When Ruth falls asleep, Isabel gets out of bed and tiptoes upstairs. As she creeps through the dark kitchen, she pretends to herself that she is only headed to the outhouse. When she reaches the garden gate, she stops. It is illegal for slaves to leave home after dark without a written pass from their masters, and she knows she may be thrown in jail, flogged, or even killed if she is caught outside at night. These risks terrify her—but she also knows that she has to get Ruth out of Madam’s house. If Momma were alive, she would never allow anyone to hurt her girls. Now it is Isabel’s job to keep Ruth safe. The only way to accomplish that is to get away from the Locktons.
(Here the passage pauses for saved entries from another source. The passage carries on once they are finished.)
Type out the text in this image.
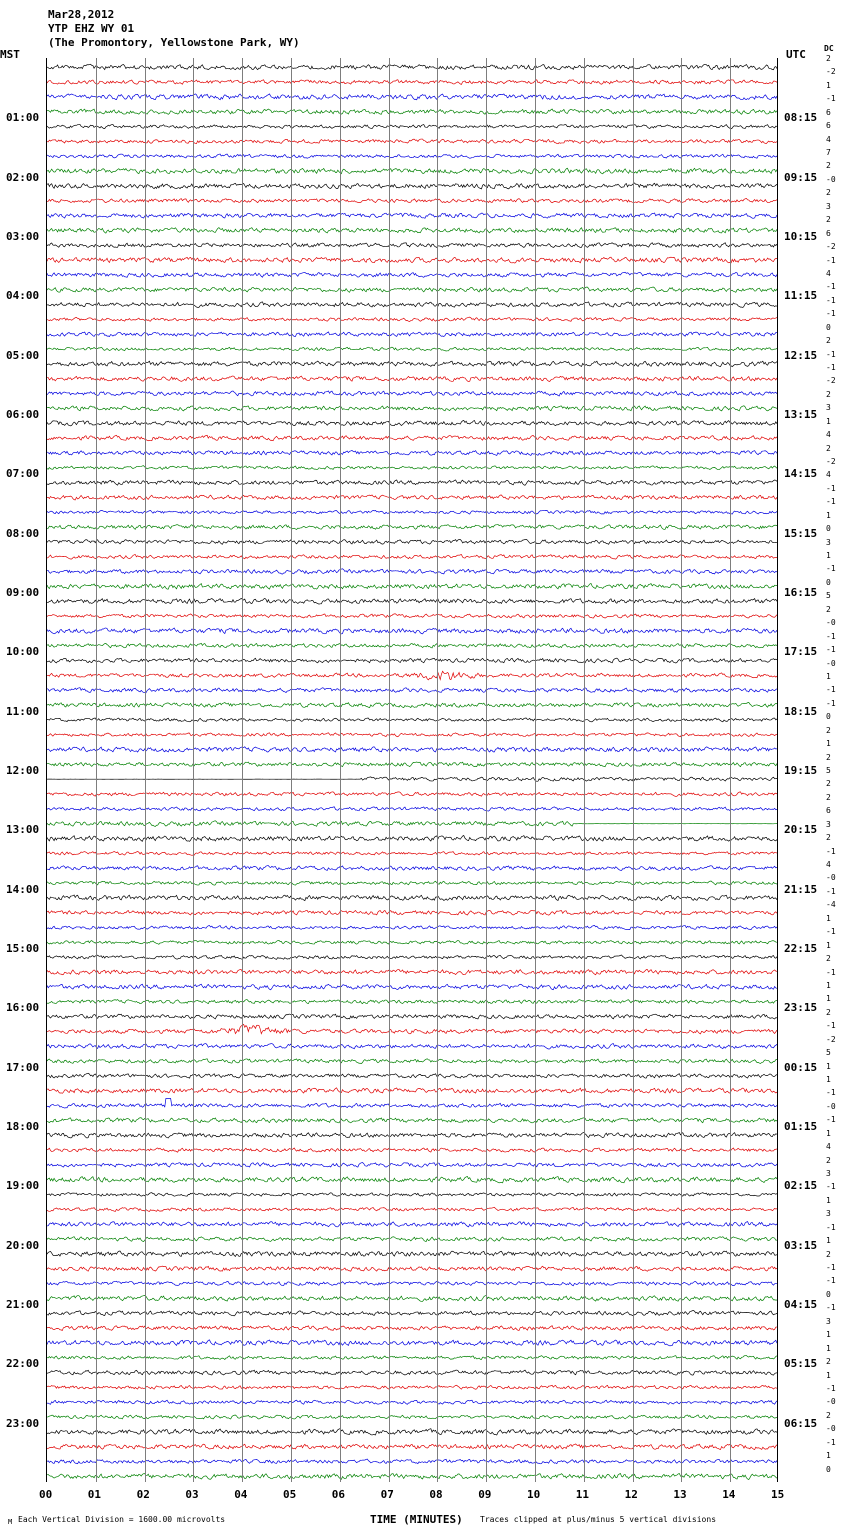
Mar28,2012
YTP EHZ WY 01
(The Promontory, Yellowstone Park, WY)
MST	UTC DC
TIME (MINUTES)
M Each Vertical Division = 1600.00 microvolts	Traces clipped at plus/minus 5 vertical divisions
00	01	02	03	04	05	06	07	08	09	10	11	12	13	14	15
01:00	08:15
02:00	09:15
03:00	10:15
04:00	11:15
05:00	12:15
06:00	13:15
07:00	14:15
08:00	15:15
09:00	16:15
10:00	17:15
11:00	18:15
12:00	19:15
13:00	20:15
14:00	21:15
15:00	22:15
16:00	23:15
17:00	00:15
18:00	01:15
19:00	02:15
20:00	03:15
21:00	04:15
22:00	05:15
23:00	06:15
2
-2
1
-1
6
6
4
7
2
-0
2
3
2
6
-2
-1
4
-1
-1
-1
0
2
-1
-1
-2
2
3
1
4
2
-2
4
-1
-1
1
0
3
1
-1
0
5
2
-0
-1
-1
-0
1
-1
-1
0
2
1
2
5
2
2
6
3
2
-1
4
-0
-1
-4
1
-1
1
2
-1
1
1
2
-1
-2
5
1
1
-1
-0
-1
1
4
2
3
-1
1
3
-1
1
2
-1
-1
0
-1
3
1
1
2
1
-1
-0
2
-0
-1
1
0
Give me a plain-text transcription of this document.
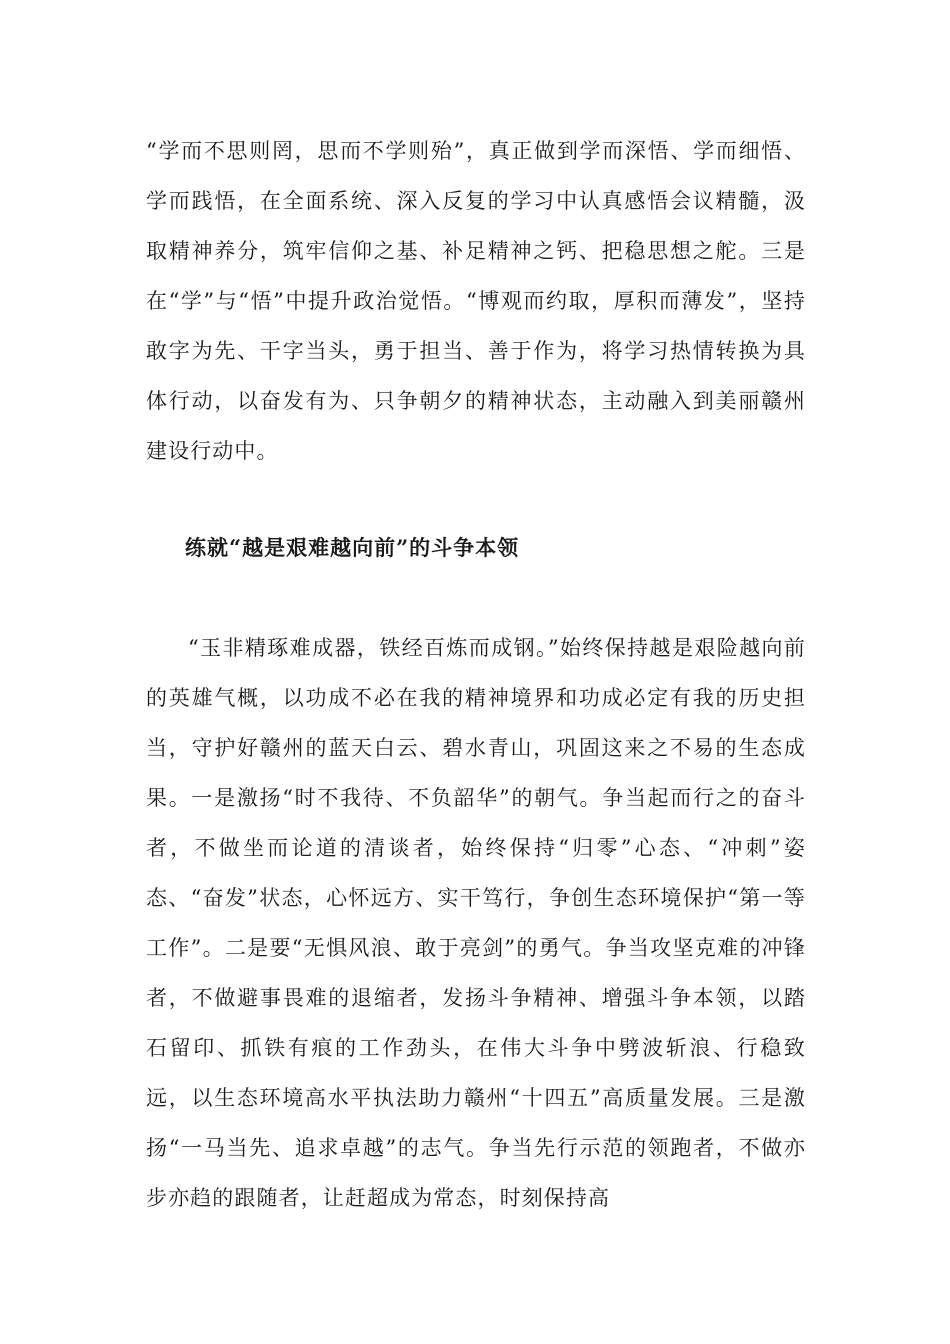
“学而不思则罔，思而不学则殆”，真正做到学而深悟、学而细悟、学而践悟，在全面系统、深入反复的学习中认真感悟会议精髓，汲取精神养分，筑牢信仰之基、补足精神之钙、把稳思想之舵。三是在“学”与“悟”中提升政治觉悟。“博观而约取，厚积而薄发”，坚持敢字为先、干字当头，勇于担当、善于作为，将学习热情转换为具体行动，以奋发有为、只争朝夕的精神状态，主动融入到美丽赣州建设行动中。

练就“越是艰难越向前”的斗争本领

“玉非精琢难成器，铁经百炼而成钢。”始终保持越是艰险越向前的英雄气概，以功成不必在我的精神境界和功成必定有我的历史担当，守护好赣州的蓝天白云、碧水青山，巩固这来之不易的生态成果。一是激扬“时不我待、不负韶华”的朝气。争当起而行之的奋斗者，不做坐而论道的清谈者，始终保持“归零”心态、“冲刺”姿态、“奋发”状态，心怀远方、实干笃行，争创生态环境保护“第一等工作”。二是要“无惧风浪、敢于亮剑”的勇气。争当攻坚克难的冲锋者，不做避事畏难的退缩者，发扬斗争精神、增强斗争本领，以踏石留印、抓铁有痕的工作劲头，在伟大斗争中劈波斩浪、行稳致远，以生态环境高水平执法助力赣州“十四五”高质量发展。三是激扬“一马当先、追求卓越”的志气。争当先行示范的领跑者，不做亦步亦趋的跟随者，让赶超成为常态，时刻保持高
Speaking a silent prayer to her momma’s spirit, Isabel opens the gate and steps out to the street. She knows that Curzon sleeps in a shack behind Bellingham’s place, and she thinks that it should be easy to get there. Unfortunately, many streets are filled with rebel soldiers. Isabel is forced to follow a winding path through shadowy streets around the busy areas, and she gets lost halfway to her destination.
When Isabel eventually reaches the docks, she rushes to Bellingham’s house. She finds Curzon’s shack and knocks. Then she waits in terror, thinking of everything that might go wrong with her plan. There is a long pause, and she is about to flee when Curzon steps out of a tavern not far away. In a rush, she tells him everything she saw in the Locktons’ library.
Curzon seems impressed with Isabel’s story, and she asks if it is enough to get her and Ruth sent home. She says she can be ready to leave in the morning, but Curzon explains that nothing will happen so soon. He tells her to go back to the Locktons’ place and wait. He makes her promise not to reveal herself as a spy, even if rebel soldiers visit the house. As she leaves, he congratulates her for a job well done.